Crise alimentaire : "C'est une tempête qui va durer", estime Pascal Lamy, président de l’Institut Jacques Delors
Sur fond d'inflation galopante et de guerre en Ukraine, des problèmes d'approvisionnement se posent pour des denrées aussi essentielles que le blé. Une crise alimentaire se prépare, mais il y a des moyens de l'éviter selon Pascal Lamy, ancien directeur de OMC et coordinateur des instituts Jacques Delors.
"On est à la dernière limite de ce que l'on pourrait faire" pour éviter la crise alimentaire, alerte jeudi 26 mai sur franceinfo Pascal Lamy, président de l’Institut Jacques Delors, face à l'inflation causée notamment par l'invasion russe en Ukraine. Pour l'ancien directeur de l'Organisation mondiale du commerce, il faut "clairement" craindre une crise alimentaire, "c'est une tempête qui va durer."
franceinfo : Faut-il craindre une crise alimentaire?
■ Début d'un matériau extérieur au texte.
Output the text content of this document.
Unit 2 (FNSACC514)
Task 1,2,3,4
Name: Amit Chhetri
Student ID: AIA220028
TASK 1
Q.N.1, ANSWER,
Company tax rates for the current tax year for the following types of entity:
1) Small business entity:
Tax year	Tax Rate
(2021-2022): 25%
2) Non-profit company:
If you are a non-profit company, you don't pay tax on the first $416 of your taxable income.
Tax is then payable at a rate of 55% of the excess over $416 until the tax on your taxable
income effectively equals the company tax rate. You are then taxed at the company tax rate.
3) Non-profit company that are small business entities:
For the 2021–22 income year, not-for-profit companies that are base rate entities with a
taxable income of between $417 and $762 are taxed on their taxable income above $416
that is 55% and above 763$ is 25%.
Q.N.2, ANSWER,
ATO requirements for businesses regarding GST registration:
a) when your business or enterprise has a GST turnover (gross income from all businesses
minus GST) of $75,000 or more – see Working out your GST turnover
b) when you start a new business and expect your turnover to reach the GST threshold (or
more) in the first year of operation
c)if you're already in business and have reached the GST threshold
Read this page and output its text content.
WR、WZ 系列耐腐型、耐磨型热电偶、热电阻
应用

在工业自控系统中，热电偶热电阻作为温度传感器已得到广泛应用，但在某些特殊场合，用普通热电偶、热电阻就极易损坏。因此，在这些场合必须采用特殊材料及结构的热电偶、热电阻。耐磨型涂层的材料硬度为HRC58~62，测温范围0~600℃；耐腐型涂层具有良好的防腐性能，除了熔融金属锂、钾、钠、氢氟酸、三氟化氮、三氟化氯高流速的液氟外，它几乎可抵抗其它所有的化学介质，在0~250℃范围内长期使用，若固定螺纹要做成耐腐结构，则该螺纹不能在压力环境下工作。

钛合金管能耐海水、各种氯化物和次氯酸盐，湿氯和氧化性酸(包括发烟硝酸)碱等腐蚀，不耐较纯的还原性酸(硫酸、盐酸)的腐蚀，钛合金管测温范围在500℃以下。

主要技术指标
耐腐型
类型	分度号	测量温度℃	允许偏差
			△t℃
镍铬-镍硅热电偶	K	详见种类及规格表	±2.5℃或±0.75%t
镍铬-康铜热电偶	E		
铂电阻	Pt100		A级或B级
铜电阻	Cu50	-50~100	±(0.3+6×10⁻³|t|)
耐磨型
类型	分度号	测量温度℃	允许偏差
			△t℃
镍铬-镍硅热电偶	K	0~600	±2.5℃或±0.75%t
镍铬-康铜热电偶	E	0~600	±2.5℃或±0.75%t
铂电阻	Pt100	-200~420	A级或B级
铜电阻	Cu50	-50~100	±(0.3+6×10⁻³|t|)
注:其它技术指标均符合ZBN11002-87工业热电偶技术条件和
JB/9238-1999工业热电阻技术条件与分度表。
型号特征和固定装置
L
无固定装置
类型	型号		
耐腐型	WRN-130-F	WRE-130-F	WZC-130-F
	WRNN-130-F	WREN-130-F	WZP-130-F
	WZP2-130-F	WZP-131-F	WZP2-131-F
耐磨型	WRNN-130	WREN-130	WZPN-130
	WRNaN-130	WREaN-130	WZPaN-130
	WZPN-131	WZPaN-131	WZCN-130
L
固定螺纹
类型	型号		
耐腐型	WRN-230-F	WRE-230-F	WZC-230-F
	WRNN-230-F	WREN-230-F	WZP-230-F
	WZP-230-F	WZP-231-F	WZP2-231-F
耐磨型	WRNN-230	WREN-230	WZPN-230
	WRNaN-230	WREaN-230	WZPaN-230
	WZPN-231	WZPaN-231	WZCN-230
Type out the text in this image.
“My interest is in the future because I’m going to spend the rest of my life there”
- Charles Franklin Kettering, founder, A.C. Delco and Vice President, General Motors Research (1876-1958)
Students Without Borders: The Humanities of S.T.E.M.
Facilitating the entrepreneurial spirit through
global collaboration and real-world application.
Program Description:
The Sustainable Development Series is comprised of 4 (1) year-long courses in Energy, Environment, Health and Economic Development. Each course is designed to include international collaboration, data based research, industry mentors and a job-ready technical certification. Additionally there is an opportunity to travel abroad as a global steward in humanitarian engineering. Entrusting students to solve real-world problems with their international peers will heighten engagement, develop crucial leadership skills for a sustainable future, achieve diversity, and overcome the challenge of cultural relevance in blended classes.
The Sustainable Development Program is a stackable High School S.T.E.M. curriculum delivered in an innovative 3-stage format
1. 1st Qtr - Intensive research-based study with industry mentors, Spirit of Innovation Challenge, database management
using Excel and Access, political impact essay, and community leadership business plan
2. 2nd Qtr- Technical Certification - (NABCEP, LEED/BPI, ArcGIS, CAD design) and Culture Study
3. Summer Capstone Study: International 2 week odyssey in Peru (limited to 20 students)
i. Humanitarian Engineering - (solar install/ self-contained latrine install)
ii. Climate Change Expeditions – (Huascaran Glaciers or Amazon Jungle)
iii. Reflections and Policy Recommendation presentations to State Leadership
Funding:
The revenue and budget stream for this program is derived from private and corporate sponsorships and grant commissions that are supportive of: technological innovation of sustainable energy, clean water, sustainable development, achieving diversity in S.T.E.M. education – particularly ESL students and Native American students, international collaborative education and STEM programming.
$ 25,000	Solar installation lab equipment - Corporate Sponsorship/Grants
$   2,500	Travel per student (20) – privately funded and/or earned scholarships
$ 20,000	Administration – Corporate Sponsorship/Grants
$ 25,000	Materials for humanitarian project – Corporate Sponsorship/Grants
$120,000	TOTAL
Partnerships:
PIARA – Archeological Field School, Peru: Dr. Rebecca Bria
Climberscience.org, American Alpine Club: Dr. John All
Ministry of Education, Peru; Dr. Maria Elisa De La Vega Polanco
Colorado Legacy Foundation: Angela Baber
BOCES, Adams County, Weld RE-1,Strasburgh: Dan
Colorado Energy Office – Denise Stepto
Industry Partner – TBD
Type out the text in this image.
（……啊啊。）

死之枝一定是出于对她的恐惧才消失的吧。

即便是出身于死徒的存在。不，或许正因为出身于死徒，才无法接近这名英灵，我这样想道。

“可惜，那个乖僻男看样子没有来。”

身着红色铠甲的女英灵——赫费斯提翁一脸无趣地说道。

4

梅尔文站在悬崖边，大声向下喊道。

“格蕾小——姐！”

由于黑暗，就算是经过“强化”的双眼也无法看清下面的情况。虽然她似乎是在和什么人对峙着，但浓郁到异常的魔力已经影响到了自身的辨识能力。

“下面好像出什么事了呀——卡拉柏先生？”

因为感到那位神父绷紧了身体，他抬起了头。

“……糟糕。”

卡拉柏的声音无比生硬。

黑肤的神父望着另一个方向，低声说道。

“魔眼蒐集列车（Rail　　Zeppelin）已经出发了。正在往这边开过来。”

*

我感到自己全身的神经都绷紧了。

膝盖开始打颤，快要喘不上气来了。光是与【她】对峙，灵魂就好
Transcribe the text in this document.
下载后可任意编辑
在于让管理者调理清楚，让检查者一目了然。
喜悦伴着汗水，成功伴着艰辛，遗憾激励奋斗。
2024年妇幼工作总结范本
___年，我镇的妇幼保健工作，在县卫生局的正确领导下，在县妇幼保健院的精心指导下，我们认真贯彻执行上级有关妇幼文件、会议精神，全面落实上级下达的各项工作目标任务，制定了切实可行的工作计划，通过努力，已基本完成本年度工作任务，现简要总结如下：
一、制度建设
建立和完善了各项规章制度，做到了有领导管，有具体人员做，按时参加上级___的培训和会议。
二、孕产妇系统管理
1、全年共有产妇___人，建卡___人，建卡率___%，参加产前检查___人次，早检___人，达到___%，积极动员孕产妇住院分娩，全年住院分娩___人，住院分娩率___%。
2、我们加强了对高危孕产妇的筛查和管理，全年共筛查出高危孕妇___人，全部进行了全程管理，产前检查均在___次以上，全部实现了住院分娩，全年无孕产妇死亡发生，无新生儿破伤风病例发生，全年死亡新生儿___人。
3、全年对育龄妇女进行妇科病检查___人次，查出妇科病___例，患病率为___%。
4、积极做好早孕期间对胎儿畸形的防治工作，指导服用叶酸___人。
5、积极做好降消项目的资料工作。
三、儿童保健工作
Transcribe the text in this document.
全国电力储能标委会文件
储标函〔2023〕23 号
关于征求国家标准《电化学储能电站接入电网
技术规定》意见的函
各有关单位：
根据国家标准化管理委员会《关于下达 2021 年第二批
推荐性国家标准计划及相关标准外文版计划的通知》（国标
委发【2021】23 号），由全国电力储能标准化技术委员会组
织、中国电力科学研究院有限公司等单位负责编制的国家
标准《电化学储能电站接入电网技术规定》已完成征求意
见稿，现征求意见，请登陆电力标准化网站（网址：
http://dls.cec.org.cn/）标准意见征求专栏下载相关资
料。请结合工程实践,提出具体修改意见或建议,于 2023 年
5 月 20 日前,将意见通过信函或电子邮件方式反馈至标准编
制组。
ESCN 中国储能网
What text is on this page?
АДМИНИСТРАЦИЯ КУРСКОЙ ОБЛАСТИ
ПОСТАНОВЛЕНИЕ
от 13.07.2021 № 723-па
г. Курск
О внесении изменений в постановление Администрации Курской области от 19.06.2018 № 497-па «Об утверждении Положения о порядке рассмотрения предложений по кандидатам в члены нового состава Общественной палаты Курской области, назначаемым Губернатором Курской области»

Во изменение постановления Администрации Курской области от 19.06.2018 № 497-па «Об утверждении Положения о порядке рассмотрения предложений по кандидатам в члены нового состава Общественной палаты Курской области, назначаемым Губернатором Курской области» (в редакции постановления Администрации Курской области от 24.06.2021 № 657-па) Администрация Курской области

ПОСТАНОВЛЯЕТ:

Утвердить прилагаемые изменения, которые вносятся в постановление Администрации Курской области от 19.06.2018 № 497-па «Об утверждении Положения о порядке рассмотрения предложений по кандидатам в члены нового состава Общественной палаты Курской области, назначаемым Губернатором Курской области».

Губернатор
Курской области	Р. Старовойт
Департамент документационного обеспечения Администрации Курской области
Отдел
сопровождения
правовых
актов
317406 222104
Pascal Lamy : Oui clairement. Le monde traverse en ce moment une série de crises simultanées, une espèce de tempête qui va durer. C'était probable, c'est en train d'arriver, et on est à la dernière limite de ce l'on pourrait faire pour l'éviter. C'est possible, il y a dans le monde suffisamment de nourriture pour nourrir ceux qui ont faim, à condition qu'on les aide à payer l'addition parce que sur un certain nombre de denrées alimentaires, les prix ont augmenté de 30 à 40% pour des raisons antérieures à l'invasion de l'Ukraine, mais aussi du fait que ces deux pays sont des gros producteurs notamment de céréales. Et il faut aussi favoriser les acheminements que les Russes ont bloqués. Cette crise est à nos portes, mais il y a moyen, avec une bonne coordination nationale de traiter cette question.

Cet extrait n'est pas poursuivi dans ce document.